Çalıştığı kurumda kendisinden önce başka Türk çalışan olmadığını anlatan Elvan Nanuş Ali, “Çalıştığım kurumda ben işe başlayana kadar Türk çalışan yoktu maalesef. Ben ilk Türk olarak işe başladım, işe çabuk adapte oldum, diğer iş arkadaşlarım da sıcaklık gösterdi o konuda. Benden sonra iki Türk daha işe başladı, onlardan biri de eşim olur aynı zamanda. Toplamda bu kurumda çalışan üç Türk var ve herkesin bize karşı tutumu çok iyi” diyerek, bir kadın olarak çalışmanın avantajları ve zorlukları hakkında şunları dile getirdi: “Çalışan bir kadın olmak, kendi ayaklarının üzerinde durmak, aile bütçesine katkıda bulunmak ve aynı zamanda üretken bir insan olmak, özgüven sahibi olmak demektir.

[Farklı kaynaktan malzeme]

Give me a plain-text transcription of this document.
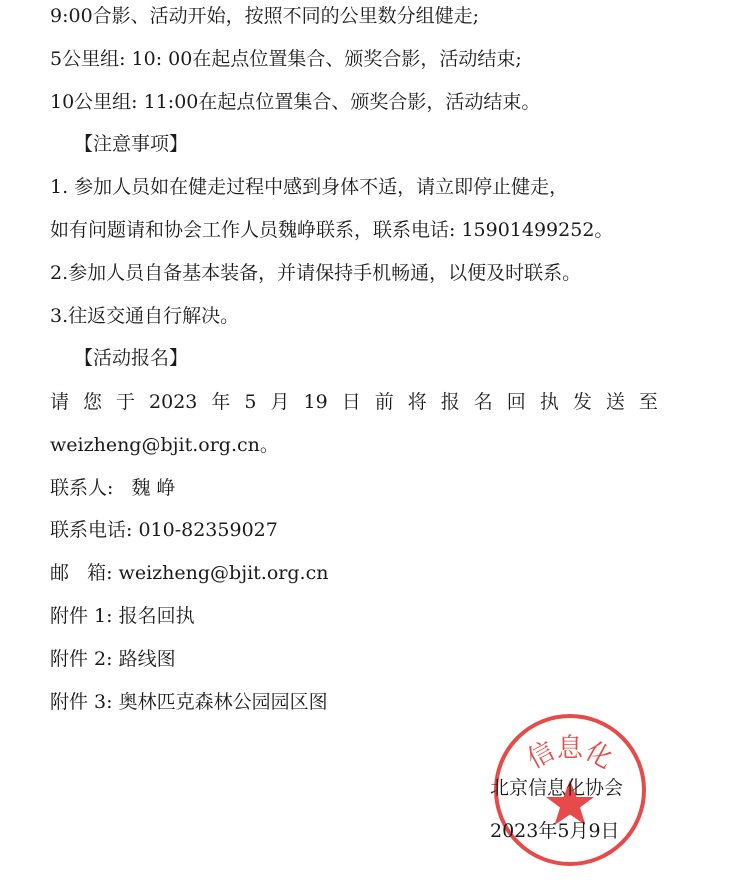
9:00合影、活动开始，按照不同的公里数分组健走;
5公里组: 10: 00在起点位置集合、颁奖合影，活动结束;
10公里组: 11:00在起点位置集合、颁奖合影，活动结束。
【注意事项】
1. 参加人员如在健走过程中感到身体不适，请立即停止健走，
如有问题请和协会工作人员魏峥联系，联系电话: 15901499252。
2.参加人员自备基本装备，并请保持手机畅通，以便及时联系。
3.往返交通自行解决。
【活动报名】
请 您 于 2023 年 5 月 19 日 前 将 报 名 回 执 发 送 至
weizheng@bjit.org.cn。
联系人:   魏 峥
联系电话: 010-82359027
邮   箱: weizheng@bjit.org.cn
附件 1: 报名回执
附件 2: 路线图
附件 3: 奥林匹克森林公园园区图
信息化
北京信息化协会
2023年5月9日
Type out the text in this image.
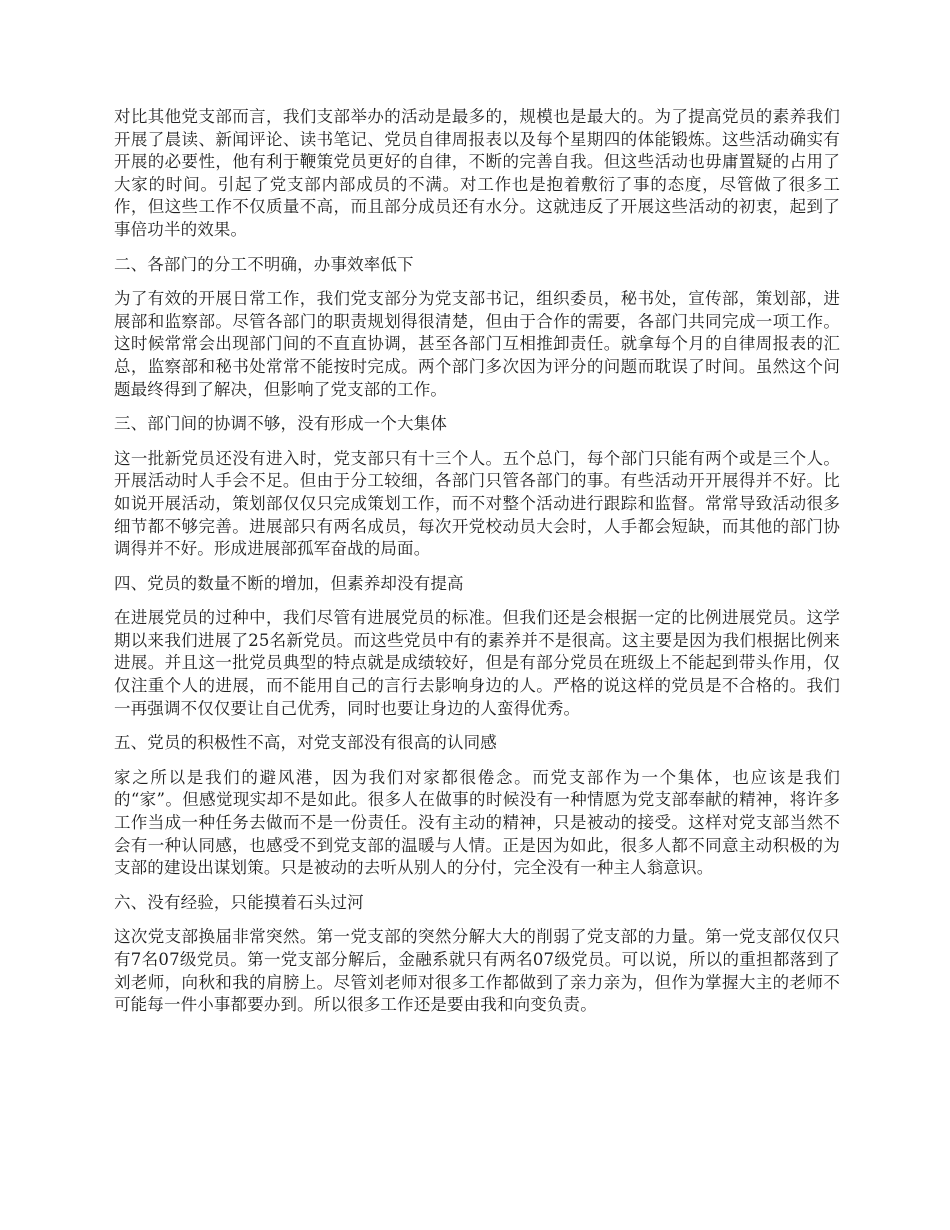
对比其他党支部而言，我们支部举办的活动是最多的，规模也是最大的。为了提高党员的素养我们开展了晨读、新闻评论、读书笔记、党员自律周报表以及每个星期四的体能锻炼。这些活动确实有开展的必要性，他有利于鞭策党员更好的自律，不断的完善自我。但这些活动也毋庸置疑的占用了大家的时间。引起了党支部内部成员的不满。对工作也是抱着敷衍了事的态度，尽管做了很多工作，但这些工作不仅质量不高，而且部分成员还有水分。这就违反了开展这些活动的初衷，起到了事倍功半的效果。

二、各部门的分工不明确，办事效率低下

为了有效的开展日常工作，我们党支部分为党支部书记，组织委员，秘书处，宣传部，策划部，进展部和监察部。尽管各部门的职责规划得很清楚，但由于合作的需要，各部门共同完成一项工作。这时候常常会出现部门间的不直直协调，甚至各部门互相推卸责任。就拿每个月的自律周报表的汇总，监察部和秘书处常常不能按时完成。两个部门多次因为评分的问题而耽误了时间。虽然这个问题最终得到了解决，但影响了党支部的工作。

三、部门间的协调不够，没有形成一个大集体

这一批新党员还没有进入时，党支部只有十三个人。五个总门，每个部门只能有两个或是三个人。开展活动时人手会不足。但由于分工较细，各部门只管各部门的事。有些活动开开展得并不好。比如说开展活动，策划部仅仅只完成策划工作，而不对整个活动进行跟踪和监督。常常导致活动很多细节都不够完善。进展部只有两名成员，每次开党校动员大会时，人手都会短缺，而其他的部门协调得并不好。形成进展部孤军奋战的局面。

四、党员的数量不断的增加，但素养却没有提高

在进展党员的过种中，我们尽管有进展党员的标准。但我们还是会根据一定的比例进展党员。这学期以来我们进展了25名新党员。而这些党员中有的素养并不是很高。这主要是因为我们根据比例来进展。并且这一批党员典型的特点就是成绩较好，但是有部分党员在班级上不能起到带头作用，仅仅注重个人的进展，而不能用自己的言行去影响身边的人。严格的说这样的党员是不合格的。我们一再强调不仅仅要让自己优秀，同时也要让身边的人蛮得优秀。

五、党员的积极性不高，对党支部没有很高的认同感

家之所以是我们的避风港，因为我们对家都很倦念。而党支部作为一个集体，也应该是我们的“家”。但感觉现实却不是如此。很多人在做事的时候没有一种情愿为党支部奉献的精神，将许多工作当成一种任务去做而不是一份责任。没有主动的精神，只是被动的接受。这样对党支部当然不会有一种认同感，也感受不到党支部的温暖与人情。正是因为如此，很多人都不同意主动积极的为支部的建设出谋划策。只是被动的去听从别人的分付，完全没有一种主人翁意识。

六、没有经验，只能摸着石头过河

这次党支部换届非常突然。第一党支部的突然分解大大的削弱了党支部的力量。第一党支部仅仅只有7名07级党员。第一党支部分解后，金融系就只有两名07级党员。可以说，所以的重担都落到了刘老师，向秋和我的肩膀上。尽管刘老师对很多工作都做到了亲力亲为，但作为掌握大主的老师不可能每一件小事都要办到。所以很多工作还是要由我和向变负责。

Çalışan kadın demek, iki işverenli, iki mesaili ve dört vardiyalı (ev, iş, çocuk, eş) bir işçidir.

 Kadının iş hayatına katılmasının hem yararları, hem avantajları, hem de zorlukları tabii ki de var. Avantaj olarak aile bütçesine katkı sağlamak, tüm halka yardımda bulunmak, bir kadın olarak sosyalleşmek, yeni çevre edinmek yani kısaca konfor alanından çıkıp yeni şeyler öğrenmek ve kendini geliştirmek çalışmanın iyi yanlarıdır bana göre. Çalışmanın zorlukları ise çalışan kadın olmanın yanı sıra çalışan bir anne olmak. Bu yüzden çoğu kadın hem annelik, hem ev hanımı rolleri nedeniyle çalışamamakta çünkü hem iş yaşamı, hem ev işleri hem de çocuklardan uzun zaman ayrı kalmak çalışan bir anne için hem üzücü hem de yorucu şeyler. Fakat topluma faydalı şeyler yapmak ve faydalı birer birey olmak çalışmanın en önemli yanıdır bana göre.”

 

 “Çalıştığım kurumda ayrımcılık yapılmaksızın tüm halka yardım sağlanıyor”

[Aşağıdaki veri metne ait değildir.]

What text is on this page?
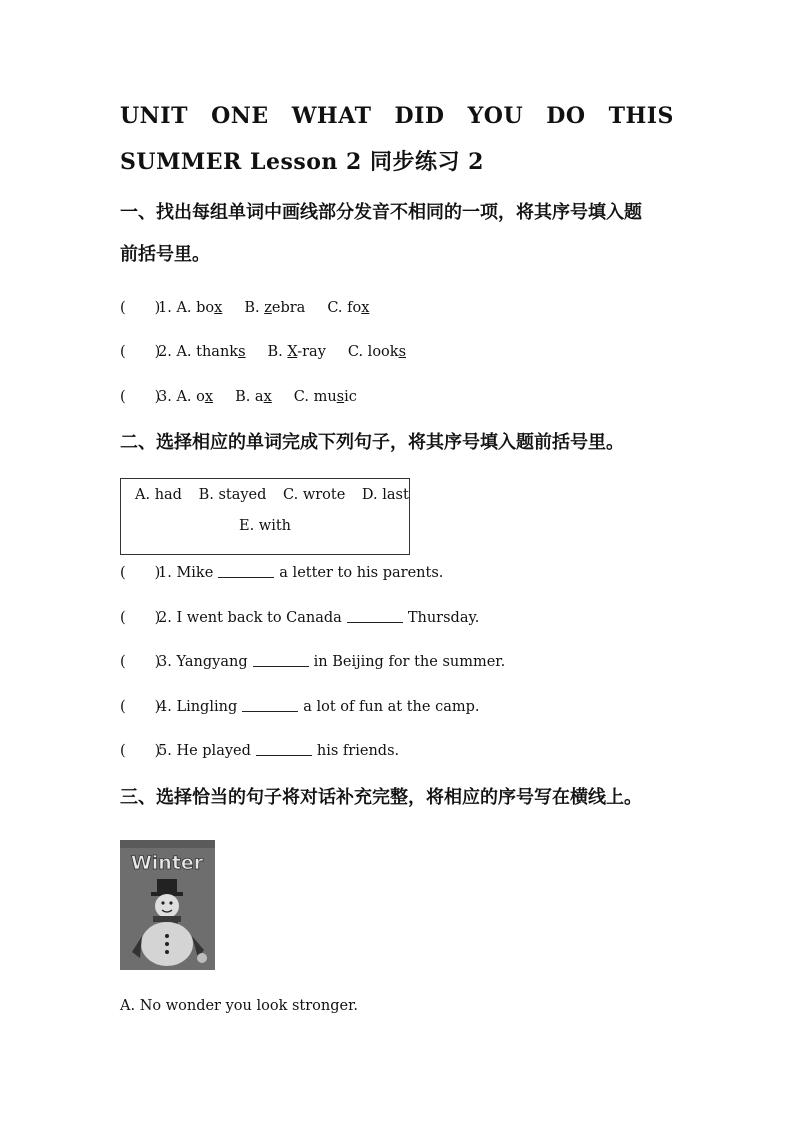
UNIT ONE WHAT DID YOU DO THIS
SUMMER Lesson 2 同步练习 2
一、找出每组单词中画线部分发音不相同的一项，将其序号填入题
前括号里。
(　　)1. A. box B. zebra C. fox
(　　)2. A. thanks B. X-ray C. looks
(　　)3. A. ox B. ax C. music
二、选择相应的单词完成下列句子，将其序号填入题前括号里。
A. had B. stayed C. wrote D. last
E. with
(　　)1. Mike	a letter to his parents.
(　　)2. I went back to Canada	Thursday.
(　　)3. Yangyang	in Beijing for the summer.
(　　)4. Lingling	a lot of fun at the camp.
(　　)5. He played	his friends.
三、选择恰当的句子将对话补充完整，将相应的序号写在横线上。
Winter
A. No wonder you look stronger.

Sosyal hizmetlerin Türk çocuklarına, Türk toplumuna da ayrımcılık yapmaksızın destek ve yardımlarını devam ettirdiğini ifade eden Elvan hanım, “Sosyal hizmetlere ihtiyacı olan Türk halkının sayısı bazı durumlara ve bulundukları bölgeye göre değişiyor. Kırsal kesimlerde yaşayan halk kentsel kesimde yaşayanlara kıyasla yardıma ve desteğe daha çok ihtiyaç duymakta. Yardıma gerçekten ihtiyacı olan herkese hem devlet hem de çalışanlar olarak destek sağlamaya çalışıyoruz.

Çalıştığım kurumda hiçbir şekilde ayrımcılık yapılmaksızın tüm halka yardım sağlanıyor, konu din, dil, cinsiyet farkı yapılmadan adaletli ve eşit bir şekilde. Yani söylemek istediğim dine, dile, ırka, cinsiyete bakılmadan istediğimiz her alanda faaliyet gösterebiliyoruz” dedi.

Elvan Nanuş Ali, konuşmasının devamında, “Hem çalışan kadın, hem de çalışan bir anne olmaktan gurur duyduğumu belirtmek isterim sizlere. Çalışmanın zorlukları olsa da sabır, azim ve elimizden geldiğince planlı bir hayat sürdürerek hem ailemize, hem de işimizde başarılı birer kadın olarak bunların üstesinden gelebileceğimizi düşünüyorum, yani belirtmek istediğim şey yüce kitabimiz Kur’an-ı Kerim’de (İnşirah suresi, 5. Ayette) belirttiği gibi “Her zorlukla beraber elbette bir kolaylık vardır” diyerek sözlerini tamamladı.